What ZeroMQ is (and isn't)

ZeroMQ is a messaging library, not a server. No daemon, no broker, no config files, no JVM. You link it into your process the way you'd link libpthread or libcurl. It gives you sockets that carry discrete messages (not byte streams) over tcp, ipc, inproc (inter-thread), or pgm (multicast).

Think of it as Berkeley sockets that understand message framing, do async I/O in a background thread, reconnect automatically, and route messages by pattern — REQ/REP, PUB/SUB, PUSH/PULL, and so on.

The "zero" in ZeroMQ means zero broker, zero latency (as close as possible), zero administration. You don't install a service; you gem install omq and start writing code.

What it replaces

Instead of… ZeroMQ gives you…
Raw TCP + hand-rolled framing Length-delimited message frames
RabbitMQ / Kafka / NATS In-process library, no broker to operate
gRPC / HTTP Async, pattern-based, polyglot sockets
D-Bus / COM / CORBA Lightweight IPC without a bus daemon
POSIX MQs Cross-network, cross-language, multi-pattern

Is ZeroMQ dead?

The project is quiet. The last libzmq release was 4.3.5 (2023), CZMQ 4.2.1 (2020), and the zguide hasn't seen significant updates since ~2014. The mailing list is low-traffic. There's no commercial entity driving development.

But "dead" and "done" are different things. The library is rock-solid, battle-tested over 15+ years, and does exactly what it claims. The wire protocol (ZMTP 3.1) is stable and well-specified. The patterns in the zguide are timeless distributed systems fundamentals — they don't expire. libzmq runs in production at scale across industries, and the API hasn't needed to change because it got the abstractions right.

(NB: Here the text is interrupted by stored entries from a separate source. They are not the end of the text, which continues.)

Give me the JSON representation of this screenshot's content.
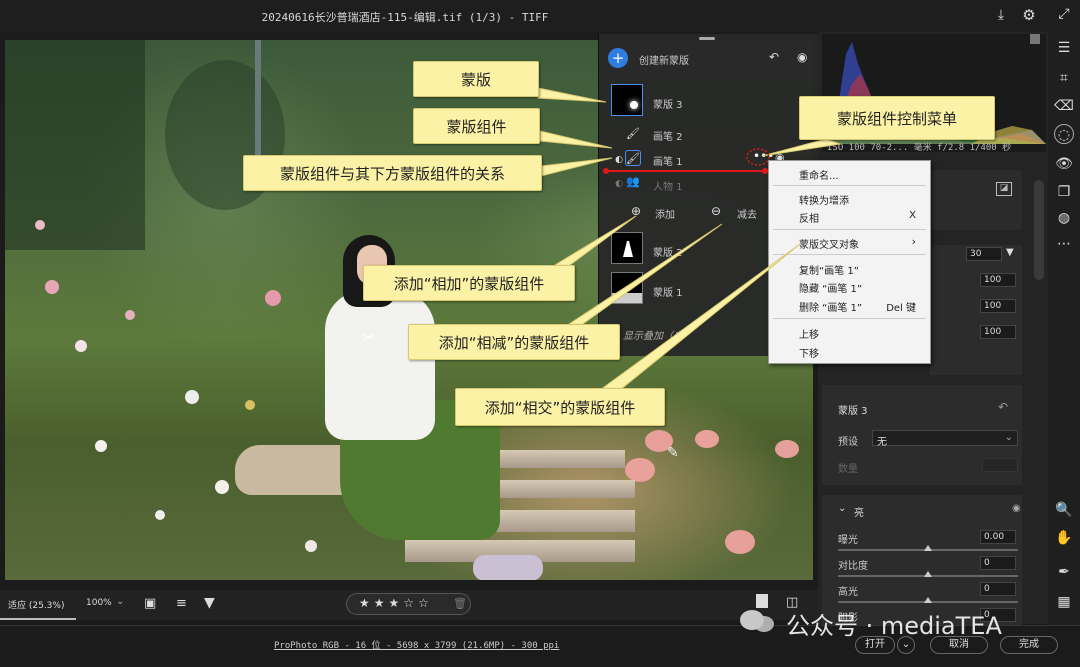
{
  "titlebar": {
    "title": "20240616长沙普瑞酒店-115-编辑.tif (1/3) -  TIFF",
    "icons": [
      "export-icon",
      "gear-icon",
      "expand-icon"
    ]
  },
  "mask_panel": {
    "create_label": "创建新蒙版",
    "masks": [
      {
        "name": "蒙版 3",
        "components": [
          "画笔 2",
          "画笔 1",
          "人物 1"
        ]
      },
      {
        "name": "蒙版 2"
      },
      {
        "name": "蒙版 1"
      }
    ],
    "add_label": "添加",
    "subtract_label": "减去",
    "show_overlay_label": "显示叠加（自"
  },
  "callouts": {
    "mask": "蒙版",
    "mask_component": "蒙版组件",
    "relation": "蒙版组件与其下方蒙版组件的关系",
    "control_menu": "蒙版组件控制菜单",
    "add_plus": "添加“相加”的蒙版组件",
    "add_minus": "添加“相减”的蒙版组件",
    "add_intersect": "添加“相交”的蒙版组件"
  },
  "context_menu": {
    "rename": "重命名...",
    "to_increase": "转换为增添",
    "invert": "反相",
    "invert_key": "X",
    "intersect": "蒙版交叉对象",
    "duplicate": "复制“画笔 1”",
    "hide": "隐藏 “画笔 1”",
    "delete": "删除 “画笔 1”",
    "delete_key": "Del 键",
    "move_up": "上移",
    "move_down": "下移"
  },
  "histogram": {
    "info": "ISO 100   70-2...  毫米     f/2.8   1/400 秒"
  },
  "right_panel": {
    "value_30": "30",
    "values_100": [
      "100",
      "100",
      "100"
    ],
    "mask_title": "蒙版 3",
    "preset_label": "预设",
    "preset_value": "无",
    "amount_label": "数量",
    "light_section": "亮",
    "exposure_label": "曝光",
    "exposure_value": "0.00",
    "contrast_label": "对比度",
    "contrast_value": "0",
    "highlights_label": "高光",
    "highlights_value": "0",
    "shadows_label": "阴影",
    "shadows_value": "0"
  },
  "bottom_toolbar": {
    "fit_label": "适应 (25.3%)",
    "zoom_label": "100%",
    "rating_stars": 3,
    "rating_max": 5
  },
  "status_bar": {
    "info": "ProPhoto RGB - 16 位 - 5698 x 3799 (21.6MP) - 300 ppi",
    "open_label": "打开",
    "cancel_label": "取消",
    "done_label": "完成",
    "watermark": "公众号 · mediaTEA"
  }
}
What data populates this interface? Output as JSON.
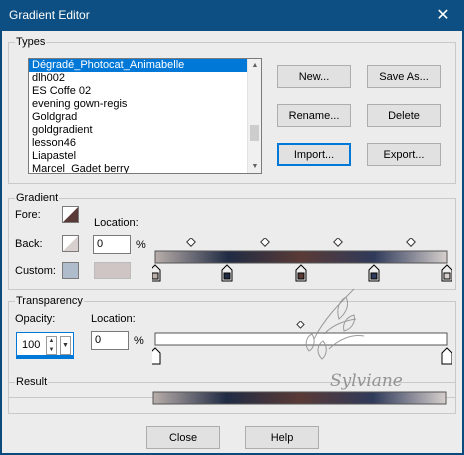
{
  "window": {
    "title": "Gradient Editor",
    "close_glyph": "✕"
  },
  "types": {
    "label": "Types",
    "list_items": [
      "Dégradé_Photocat_Animabelle",
      "dlh002",
      "ES Coffe 02",
      "evening gown-regis",
      "Goldgrad",
      "goldgradient",
      "lesson46",
      "Liapastel",
      "Marcel_Gadet berry"
    ],
    "selected_index": 0,
    "buttons": {
      "new": "New...",
      "save_as": "Save As...",
      "rename": "Rename...",
      "delete": "Delete",
      "import": "Import...",
      "export": "Export..."
    }
  },
  "gradient": {
    "label": "Gradient",
    "fore_label": "Fore:",
    "back_label": "Back:",
    "custom_label": "Custom:",
    "location_label": "Location:",
    "location_value": "0",
    "percent": "%",
    "fore_color": "#5a3a36",
    "back_color": "#d8cfcf",
    "custom_color": "#aebccc",
    "custom_preview_color": "#cfc5c4",
    "stops": [
      "#b9aeaa",
      "#202b44",
      "#5a3a36",
      "#2f3a5a",
      "#d6cfcd"
    ]
  },
  "transparency": {
    "label": "Transparency",
    "opacity_label": "Opacity:",
    "opacity_value": "100",
    "location_label": "Location:",
    "location_value": "0",
    "percent": "%"
  },
  "result": {
    "label": "Result"
  },
  "footer": {
    "close": "Close",
    "help": "Help"
  },
  "watermark": {
    "text": "Sylviane"
  }
}
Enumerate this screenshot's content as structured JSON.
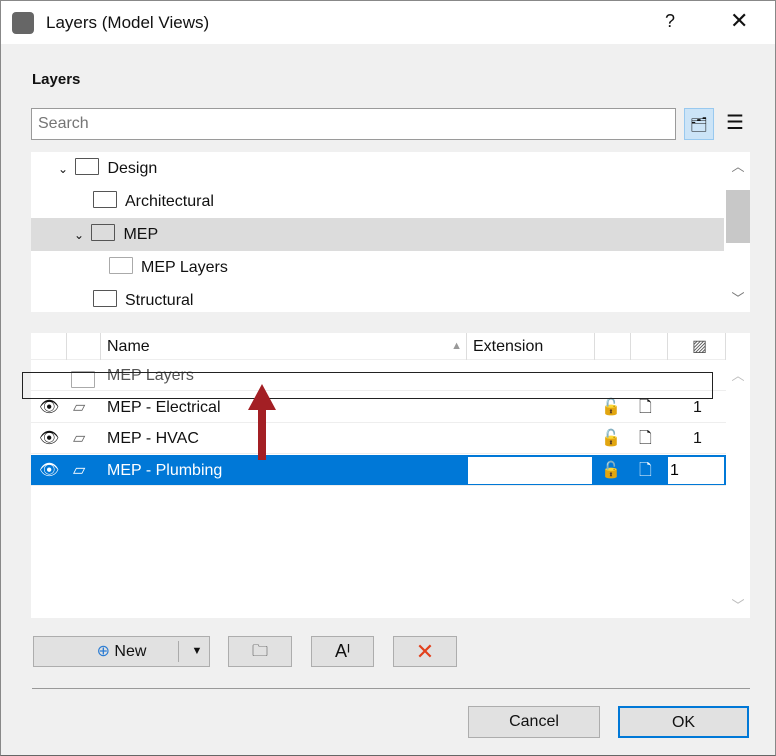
{
  "window": {
    "title": "Layers (Model Views)",
    "help": "?",
    "close": "✕"
  },
  "section_title": "Layers",
  "search": {
    "placeholder": "Search",
    "value": ""
  },
  "tree": [
    {
      "label": "Design",
      "expanded": true,
      "level": 0
    },
    {
      "label": "Architectural",
      "level": 1
    },
    {
      "label": "MEP",
      "expanded": true,
      "level": 1,
      "selected": true
    },
    {
      "label": "MEP Layers",
      "level": 2
    },
    {
      "label": "Structural",
      "level": 1
    }
  ],
  "list": {
    "headers": {
      "name": "Name",
      "extension": "Extension"
    },
    "ghost_row": "MEP Layers",
    "rows": [
      {
        "name": "MEP - Electrical",
        "extension": "",
        "number": "1"
      },
      {
        "name": "MEP - HVAC",
        "extension": "",
        "number": "1"
      },
      {
        "name": "MEP - Plumbing",
        "extension": "",
        "number": "1",
        "selected": true
      }
    ]
  },
  "buttons": {
    "new": "New",
    "cancel": "Cancel",
    "ok": "OK"
  },
  "colors": {
    "selection": "#0078d7",
    "arrow": "#a31f24",
    "delete": "#e2401c"
  }
}
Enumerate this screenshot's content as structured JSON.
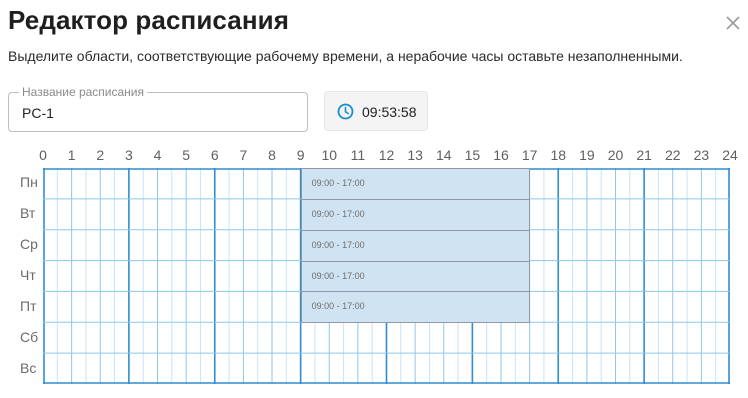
{
  "dialog": {
    "title": "Редактор расписания",
    "close_icon": "close-icon",
    "subtitle": "Выделите области, соответствующие рабочему времени, а нерабочие часы оставьте незаполненными."
  },
  "name_field": {
    "label": "Название расписания",
    "value": "PC-1"
  },
  "clock": {
    "icon": "clock-icon",
    "time": "09:53:58",
    "accent_color": "#1a8fc9"
  },
  "hours": [
    "0",
    "1",
    "2",
    "3",
    "4",
    "5",
    "6",
    "7",
    "8",
    "9",
    "10",
    "11",
    "12",
    "13",
    "14",
    "15",
    "16",
    "17",
    "18",
    "19",
    "20",
    "21",
    "22",
    "23",
    "24"
  ],
  "days": [
    "Пн",
    "Вт",
    "Ср",
    "Чт",
    "Пт",
    "Сб",
    "Вс"
  ],
  "blocks": [
    {
      "day": 0,
      "start": 9,
      "end": 17,
      "label": "09:00 - 17:00"
    },
    {
      "day": 1,
      "start": 9,
      "end": 17,
      "label": "09:00 - 17:00"
    },
    {
      "day": 2,
      "start": 9,
      "end": 17,
      "label": "09:00 - 17:00"
    },
    {
      "day": 3,
      "start": 9,
      "end": 17,
      "label": "09:00 - 17:00"
    },
    {
      "day": 4,
      "start": 9,
      "end": 17,
      "label": "09:00 - 17:00"
    }
  ],
  "colors": {
    "grid_line": "#8ec7ea",
    "grid_major": "#2f8dd0",
    "block_fill": "#cfe3f2",
    "block_border": "#8d9aa5"
  }
}
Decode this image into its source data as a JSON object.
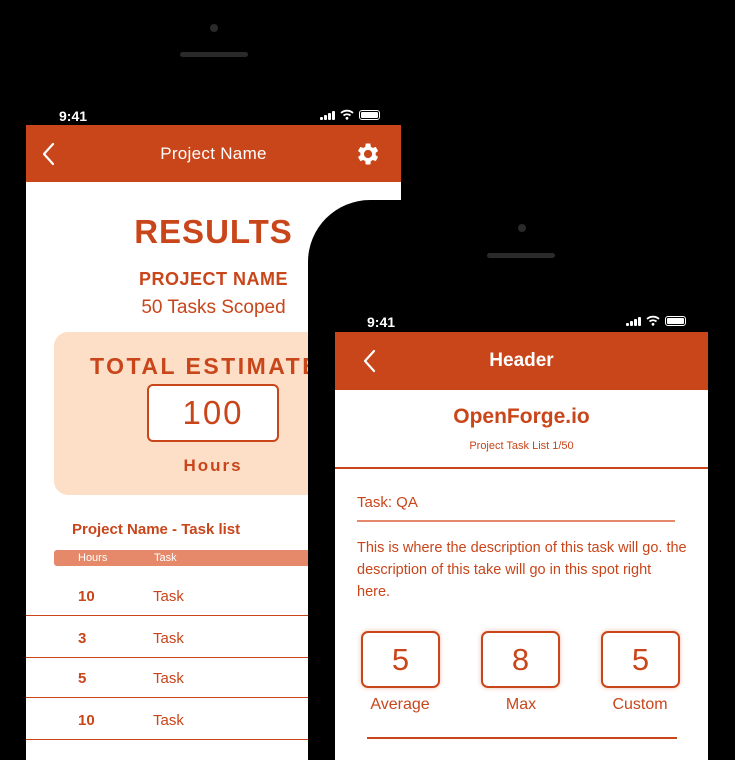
{
  "colors": {
    "brand": "#C9451A",
    "card": "#FDDFC8",
    "table_head": "#E5896A"
  },
  "phone_back": {
    "status": {
      "time": "9:41"
    },
    "nav": {
      "title": "Project Name",
      "back_icon": "chevron-left-icon",
      "settings_icon": "gear-icon"
    },
    "results": {
      "title": "RESULTS",
      "project_name": "PROJECT NAME",
      "tasks_scoped": "50 Tasks Scoped"
    },
    "estimate": {
      "label": "TOTAL ESTIMATE",
      "value": "100",
      "unit": "Hours"
    },
    "task_list": {
      "title": "Project Name - Task list",
      "columns": [
        "Hours",
        "Task"
      ],
      "rows": [
        {
          "hours": "10",
          "task": "Task"
        },
        {
          "hours": "3",
          "task": "Task"
        },
        {
          "hours": "5",
          "task": "Task"
        },
        {
          "hours": "10",
          "task": "Task"
        }
      ]
    }
  },
  "phone_front": {
    "status": {
      "time": "9:41"
    },
    "nav": {
      "title": "Header",
      "back_icon": "chevron-left-icon"
    },
    "brand": "OpenForge.io",
    "counter": "Project Task List 1/50",
    "task": {
      "label": "Task: QA",
      "description": "This is where the description of this task will go. the description of this take will go in this spot right here."
    },
    "estimates": [
      {
        "value": "5",
        "label": "Average"
      },
      {
        "value": "8",
        "label": "Max"
      },
      {
        "value": "5",
        "label": "Custom"
      }
    ]
  }
}
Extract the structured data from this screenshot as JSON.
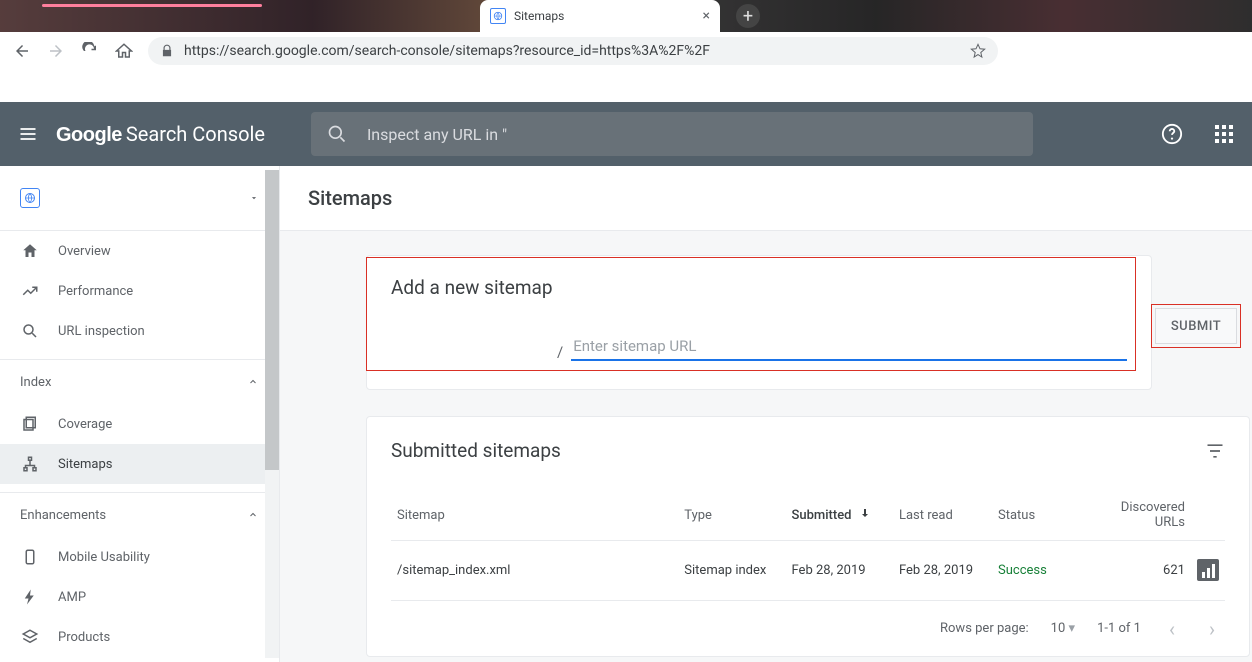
{
  "browser": {
    "tab_title": "Sitemaps",
    "url": "https://search.google.com/search-console/sitemaps?resource_id=https%3A%2F%2F"
  },
  "header": {
    "logo1": "Google",
    "logo2": "Search Console",
    "inspect_placeholder": "Inspect any URL in \""
  },
  "sidebar": {
    "overview": "Overview",
    "performance": "Performance",
    "url_inspection": "URL inspection",
    "index_head": "Index",
    "coverage": "Coverage",
    "sitemaps": "Sitemaps",
    "enhancements_head": "Enhancements",
    "mobile": "Mobile Usability",
    "amp": "AMP",
    "products": "Products"
  },
  "page": {
    "title": "Sitemaps",
    "add_title": "Add a new sitemap",
    "url_prefix_slash": "/",
    "sitemap_placeholder": "Enter sitemap URL",
    "submit": "SUBMIT",
    "submitted_title": "Submitted sitemaps",
    "columns": {
      "sitemap": "Sitemap",
      "type": "Type",
      "submitted": "Submitted",
      "last_read": "Last read",
      "status": "Status",
      "discovered": "Discovered URLs"
    },
    "rows": [
      {
        "sitemap": "/sitemap_index.xml",
        "type": "Sitemap index",
        "submitted": "Feb 28, 2019",
        "last_read": "Feb 28, 2019",
        "status": "Success",
        "discovered": "621"
      }
    ],
    "footer": {
      "rpp_label": "Rows per page:",
      "rpp_value": "10",
      "range": "1-1 of 1"
    }
  }
}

Think of it like SQLite, or zlib, or libevent — mature infrastructure that just works. You don't need a release every quarter to trust it.

OMQ implements the same wire protocol (ZMTP 3.1) in pure Ruby, so it interoperates with any ZeroMQ peer — libzmq, CZMQ, pyzmq, etc.

Why not just use a broker?

Brokers are great when you actually need them — durable queues, dead-letter handling, multi-tenant isolation. But for many use cases — internal service communication, pipeline processing, real-time data distribution, inter-thread coordination — a broker is overhead you're paying for but not using.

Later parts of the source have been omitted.